Monday, May 14, 2012

Want to know about Resourcesat-2 Satellite ???

ISRO, In its 17th flight of India's Polar Satellite Launch Vehicle injected three Satellites viz. RESOURCESAT-2, YOUTHSAT and X-SAT (of Nanyang Technical University, Singapore) into Polar Sun-synchronous orbits on April 20, 2011 from Sriharikota.

I intend to educate the reader on Resourcesat-2 satellite in this post. Next in subsequent posts I intend to enlighten the readers about what is Remote Sensing and how it is carried out using satellites; but presently we concentrate on Resorcesat-2.

The Image shows coverage of this satellite around Earth in about 24 hours on a typical day ( 26Apr2011 in specific )

Notice the following features:

1. The satellite revolves around Earth from pole to pole and makes a revolution in about 100 minutes. ( 101.35 minutes in case of Resourcesat-2 ). The height of the satellite during these orbits is about 800 to 840 Kms.
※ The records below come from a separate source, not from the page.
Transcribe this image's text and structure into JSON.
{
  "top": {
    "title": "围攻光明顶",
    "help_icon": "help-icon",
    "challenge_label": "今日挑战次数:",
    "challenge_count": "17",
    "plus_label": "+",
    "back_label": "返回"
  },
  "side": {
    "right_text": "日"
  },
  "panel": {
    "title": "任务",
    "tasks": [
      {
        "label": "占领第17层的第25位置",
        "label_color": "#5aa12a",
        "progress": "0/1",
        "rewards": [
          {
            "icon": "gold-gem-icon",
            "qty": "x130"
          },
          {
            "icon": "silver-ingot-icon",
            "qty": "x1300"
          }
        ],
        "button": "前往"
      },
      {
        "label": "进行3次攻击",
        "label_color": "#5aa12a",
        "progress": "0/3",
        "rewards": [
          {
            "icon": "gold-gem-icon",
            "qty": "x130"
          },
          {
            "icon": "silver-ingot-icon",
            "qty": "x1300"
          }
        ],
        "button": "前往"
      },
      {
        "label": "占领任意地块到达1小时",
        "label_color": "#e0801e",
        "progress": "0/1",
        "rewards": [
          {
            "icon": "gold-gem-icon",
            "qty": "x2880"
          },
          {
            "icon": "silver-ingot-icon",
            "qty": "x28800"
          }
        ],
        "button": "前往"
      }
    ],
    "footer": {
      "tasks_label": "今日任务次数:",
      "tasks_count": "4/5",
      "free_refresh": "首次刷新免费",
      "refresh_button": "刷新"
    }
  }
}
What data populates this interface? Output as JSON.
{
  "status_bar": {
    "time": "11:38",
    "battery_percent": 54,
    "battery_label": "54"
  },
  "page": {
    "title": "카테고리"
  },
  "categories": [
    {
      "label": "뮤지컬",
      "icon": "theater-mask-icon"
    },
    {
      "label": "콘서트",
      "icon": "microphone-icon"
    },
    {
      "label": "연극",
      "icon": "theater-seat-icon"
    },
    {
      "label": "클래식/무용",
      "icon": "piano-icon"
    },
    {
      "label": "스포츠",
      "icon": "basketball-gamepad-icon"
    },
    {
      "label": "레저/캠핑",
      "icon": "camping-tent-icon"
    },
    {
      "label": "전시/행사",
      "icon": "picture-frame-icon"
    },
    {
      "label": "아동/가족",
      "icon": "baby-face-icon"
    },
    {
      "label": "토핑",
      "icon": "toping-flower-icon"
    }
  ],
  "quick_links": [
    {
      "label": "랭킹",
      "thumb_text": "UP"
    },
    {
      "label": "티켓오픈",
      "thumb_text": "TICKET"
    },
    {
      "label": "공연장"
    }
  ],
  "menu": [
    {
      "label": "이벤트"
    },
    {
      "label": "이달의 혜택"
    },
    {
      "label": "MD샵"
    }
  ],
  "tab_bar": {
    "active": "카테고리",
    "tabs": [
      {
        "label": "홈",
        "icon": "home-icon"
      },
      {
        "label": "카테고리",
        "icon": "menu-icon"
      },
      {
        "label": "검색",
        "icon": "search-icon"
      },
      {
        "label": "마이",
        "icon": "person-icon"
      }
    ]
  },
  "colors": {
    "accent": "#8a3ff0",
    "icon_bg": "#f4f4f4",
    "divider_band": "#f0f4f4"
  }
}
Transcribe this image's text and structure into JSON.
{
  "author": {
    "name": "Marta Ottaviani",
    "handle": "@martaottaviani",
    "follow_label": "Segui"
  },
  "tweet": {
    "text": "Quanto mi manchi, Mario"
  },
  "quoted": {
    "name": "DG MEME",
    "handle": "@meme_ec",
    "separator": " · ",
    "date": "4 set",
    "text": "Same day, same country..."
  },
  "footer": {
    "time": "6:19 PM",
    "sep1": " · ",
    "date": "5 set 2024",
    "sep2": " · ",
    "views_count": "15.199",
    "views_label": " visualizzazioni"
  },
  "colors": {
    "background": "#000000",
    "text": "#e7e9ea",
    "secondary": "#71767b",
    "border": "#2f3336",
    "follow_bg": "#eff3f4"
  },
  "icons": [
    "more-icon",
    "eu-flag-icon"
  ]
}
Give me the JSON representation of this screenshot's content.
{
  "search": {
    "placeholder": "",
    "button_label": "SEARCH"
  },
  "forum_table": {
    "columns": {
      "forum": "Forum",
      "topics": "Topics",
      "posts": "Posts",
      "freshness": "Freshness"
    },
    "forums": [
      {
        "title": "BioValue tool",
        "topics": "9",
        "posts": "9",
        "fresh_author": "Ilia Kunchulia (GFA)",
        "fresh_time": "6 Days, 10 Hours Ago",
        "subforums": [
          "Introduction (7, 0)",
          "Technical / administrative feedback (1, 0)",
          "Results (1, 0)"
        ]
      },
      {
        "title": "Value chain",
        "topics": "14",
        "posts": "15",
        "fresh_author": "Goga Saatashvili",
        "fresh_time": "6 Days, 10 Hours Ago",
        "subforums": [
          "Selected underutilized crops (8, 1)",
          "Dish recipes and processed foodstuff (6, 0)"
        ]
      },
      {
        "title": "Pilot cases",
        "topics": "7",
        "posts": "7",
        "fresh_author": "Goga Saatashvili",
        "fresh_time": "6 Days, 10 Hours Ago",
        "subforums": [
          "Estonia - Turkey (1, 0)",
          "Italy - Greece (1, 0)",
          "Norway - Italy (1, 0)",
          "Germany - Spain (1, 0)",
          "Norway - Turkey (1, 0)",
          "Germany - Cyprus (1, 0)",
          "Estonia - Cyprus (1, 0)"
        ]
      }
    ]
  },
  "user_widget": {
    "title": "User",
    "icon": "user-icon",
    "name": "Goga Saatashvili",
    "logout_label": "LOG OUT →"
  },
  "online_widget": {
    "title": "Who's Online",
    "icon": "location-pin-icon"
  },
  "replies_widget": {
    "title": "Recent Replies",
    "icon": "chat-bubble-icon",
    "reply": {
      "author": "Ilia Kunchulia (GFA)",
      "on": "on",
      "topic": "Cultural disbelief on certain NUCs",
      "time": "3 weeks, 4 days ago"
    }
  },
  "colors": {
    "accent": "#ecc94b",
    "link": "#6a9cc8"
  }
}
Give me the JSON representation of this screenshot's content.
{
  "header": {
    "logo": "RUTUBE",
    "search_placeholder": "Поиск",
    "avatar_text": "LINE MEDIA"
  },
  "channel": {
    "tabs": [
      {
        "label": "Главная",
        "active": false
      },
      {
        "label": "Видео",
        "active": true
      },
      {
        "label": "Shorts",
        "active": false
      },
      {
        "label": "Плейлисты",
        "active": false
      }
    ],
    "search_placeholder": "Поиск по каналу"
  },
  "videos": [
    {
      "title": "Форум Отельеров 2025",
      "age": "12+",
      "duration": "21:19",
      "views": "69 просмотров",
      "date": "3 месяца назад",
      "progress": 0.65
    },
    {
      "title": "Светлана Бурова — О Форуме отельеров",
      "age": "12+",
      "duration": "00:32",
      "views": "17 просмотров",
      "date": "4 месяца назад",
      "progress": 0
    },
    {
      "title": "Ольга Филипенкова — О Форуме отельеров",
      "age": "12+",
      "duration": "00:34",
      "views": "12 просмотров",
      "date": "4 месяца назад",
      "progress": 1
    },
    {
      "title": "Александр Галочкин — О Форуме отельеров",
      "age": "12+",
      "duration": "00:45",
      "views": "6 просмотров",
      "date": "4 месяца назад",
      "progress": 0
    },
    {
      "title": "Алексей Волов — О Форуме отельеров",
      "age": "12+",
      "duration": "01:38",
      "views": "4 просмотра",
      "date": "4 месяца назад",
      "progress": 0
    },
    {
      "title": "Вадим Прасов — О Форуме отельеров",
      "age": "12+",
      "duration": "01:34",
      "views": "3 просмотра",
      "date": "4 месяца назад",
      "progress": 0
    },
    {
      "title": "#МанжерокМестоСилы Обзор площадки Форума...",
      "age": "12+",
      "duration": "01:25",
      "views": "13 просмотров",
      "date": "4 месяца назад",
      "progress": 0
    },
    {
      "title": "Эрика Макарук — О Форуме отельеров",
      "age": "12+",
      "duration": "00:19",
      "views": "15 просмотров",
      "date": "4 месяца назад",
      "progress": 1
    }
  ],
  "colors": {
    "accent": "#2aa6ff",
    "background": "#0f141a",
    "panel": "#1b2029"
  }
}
2. While the satellite is moving from pole to pole the Earth rotates on its axis and this combined motion creates 'spring like ' paths around earth continuously. These paths are very accurate and stable ( they are inclined to equator at about 98.7 degrees ) and more importantly, repeatative.

What we mean by repeatative is that if the satellite has taken a particular path today it will repeat that path very accurately after a certain period of days. ( 24 days in case of Resourcesat-2. )

3. Resourcesat-2 satellite has two main cameras on board called as LISS3 and LISS4. The LISS4 has a swath ( area covered on ground as a strip ) of 70Kms. It has Radiometric resolution ( That means the camera can resolve the reflected radians in 10 bit resolution.

4. Another Camera onboard is AWiFS which has a resolution of 12 bits.

5. In addition there is a unique payload viz. AIS (Automatic Identification System) from COMDEV, Canada as an experimental payload for ship surveillance in VHF band to derive position, speed and other information about ships.

6. A set of Solar Photovoltaic Panels provide electrical energy to satellite by converting solar radiation into electricity. The power is also simultaneously saved in on-board batteries which is used during the period when sunlight is not falling on satellite due to Earth's shadow.